Running has played a varied focus in my life over the past ten years, sometimes I’m obsessed with it and sometimes it’s just a thing I do occasionally. But over the course of 2017 I started to lose interest in it. I have no idea why or what caused it, but I just started to care less. I was missing races that I’d paid to do, I was barely training and I even got to the point where I was thinking about giving up completely. I just assumed running was a phase of my life I was growing out of and that I probably just needed to find a new hobby.

I remember a friend saying to me “you’ve not done a lot of running recently”. In my mind I felt a pang of guilt that I’d neglected it, but then had a realisation that I didn’t actually mind. I had other stuff to do. Work was ridiculously busy, I was moving into a new flat, I seemed to be getting invited to a lot of evenings out. It was becoming more of a hassle than a the enjoyment it used to be. Maybe this is what happens after a few years, I thought, maybe I’m just bored of it.

For the last few months of the year I was doing a few races, but my heart wasn’t completely in it. I got up, started running, finished the race and picked up my medal, then went home. My times weren’t as high as they used to be and I knew when I was running that I wasn’t putting as much effort in as I could be. I always felt good about running, like I’d earned myself the fun the rest of the weekend had in store for me, but it was really just that. I was exercising so I could go and do the stuff I really enjoyed. That’s all it was really, exercise.

I was still just as obsessed with fitness, perhaps even more so, but where once I used to run home after work, now I was going to HIIT classes or getting up early for an extra weights session. The races I was doing were largely there to tick a box that I mentally created in my mind, I’m a runner, I have to run.

Something happened after Christmas though. Every year I tend to go through a stage of additional training for a few weeks to minimise the damage done over the festive season, by which I mean putting on a bit of extra weight and losing some of my fitness. However, over the past few weeks something seemed to have just clicked. I’ve started running more than I have for pretty much three years, I’m actively minimising drinking and unhealthy foods and I’m starting to really focus on getting my times down in races. For the first time in literally years, I’m running because I want to run and not because I’m enjoying the competition of a race.

It’s strange because there hasn’t really been a catalyst. Sure, I wanted to lose a bit of weight, but normally I do that with the gym and diet. No, it seems more like something in my mind has just suddenly switched on and made me love running again.

I tried many times over the last year to beat my lull. I signed up to loads of races, I tried to force myself to train and I sat and read books on running to try to spark my interest. Inevitably you can’t force your way out of a lull though. If something in your life isn’t right for the time then it just isn’t right. Sure I was still a runner, it was still there, but it wasn’t even close to being a priority in my life.  And if you force yourself to do something that you should enjoy then it becomes a negative. You’ll dread every second of it and you may actively start hating it.

A lull may be your mind telling you to give something a rest.
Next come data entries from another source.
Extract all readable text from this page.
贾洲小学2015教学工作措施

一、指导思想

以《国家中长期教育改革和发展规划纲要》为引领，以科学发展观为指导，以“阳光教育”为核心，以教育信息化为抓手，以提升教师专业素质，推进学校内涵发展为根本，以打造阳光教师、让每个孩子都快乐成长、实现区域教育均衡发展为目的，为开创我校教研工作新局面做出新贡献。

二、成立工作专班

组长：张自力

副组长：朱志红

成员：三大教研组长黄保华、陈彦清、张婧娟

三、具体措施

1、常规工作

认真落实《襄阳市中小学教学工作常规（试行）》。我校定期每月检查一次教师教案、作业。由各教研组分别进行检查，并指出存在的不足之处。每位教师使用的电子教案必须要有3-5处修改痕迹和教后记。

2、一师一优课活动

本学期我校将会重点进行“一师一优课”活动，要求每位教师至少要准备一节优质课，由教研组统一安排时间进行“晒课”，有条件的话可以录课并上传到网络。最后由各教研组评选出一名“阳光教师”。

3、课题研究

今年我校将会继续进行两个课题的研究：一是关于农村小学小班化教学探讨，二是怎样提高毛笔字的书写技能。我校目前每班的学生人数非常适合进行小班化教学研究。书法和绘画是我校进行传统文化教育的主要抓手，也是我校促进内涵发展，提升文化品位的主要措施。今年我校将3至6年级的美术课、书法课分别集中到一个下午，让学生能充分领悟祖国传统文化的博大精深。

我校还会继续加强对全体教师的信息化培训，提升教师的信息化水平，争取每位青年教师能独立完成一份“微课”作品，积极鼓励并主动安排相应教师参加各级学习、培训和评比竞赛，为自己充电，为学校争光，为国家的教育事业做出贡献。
It doesn’t mean you need to stop, but you shouldn’t worry about it. Then, when the time comes to focus on it again you won’t have built up any negativity towards it.

I’m now 11 races into 2018 and about 200km. It’s the most running I’ve ever done in a one month period and it doesn’t even seem like a chore. If you’d have asked me to do that this time last year I’d have probably laughed in your face. I have no idea how long it’ll last for, and if it goes away again, fine. But at this moment in time, running is going pretty damn well. I’ll enjoy it while I can.